Reinforcement Learning for Legal Drafting

Reinforcement learning involves recording user activity to implement a self-improving system. For example, if a user rejects a suggestion made by a language model, it records the output and assigns a negative score to it. And vice versa for a useful suggestion.

A reinforcement learning system for document drafting optimizes for the probability of making a suggestion that is accepted by the user (and is therefore, probably, useful). It reverse-engineers what makes a suggestion likely to be accepted, rejected or modified using the relevant data. Critically, it should also know when not to make a suggestion.

Reinforcement learning can be used to make legal drafting more adaptive. Over thousands of interactions, the system learns to prioritize the phrasing and structure that align with the drafting standards, which correspond to (or, are weighted by) the practice area, jurisdiction, and type of document that is being drafted. This ensures that our suggestions intrinsically incorporate these details, rather than relying on being able to detect all relevant context, and cram it into a language model input.

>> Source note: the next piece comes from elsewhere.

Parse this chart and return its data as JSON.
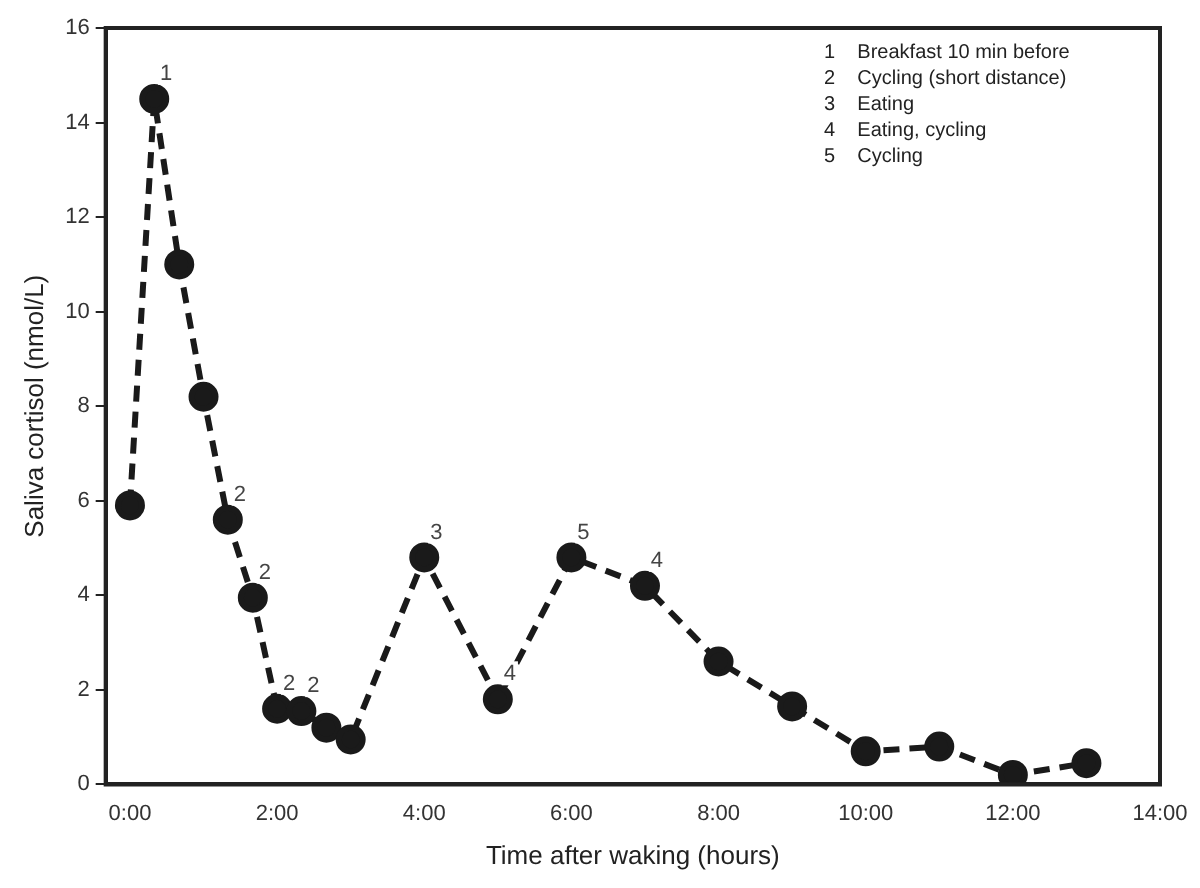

To tweak the output, the language model workflow needs adjustment. You can directly train the model, or "fine-tune" it, and this can improve performance for specific tasks. However, this can also lead to a loss of general performance in other areas, and a very large quantity of data is required to effectively train the frontier models used for most tasks.

Reinforcement learning can tune for macro characteristics (like practice area), or micro characteristics (like the drafting style of an individual). In either case, reinforcement learning can significantly improve the alignment of our language model output, and is a major step towards a custom solution for legal document drafting.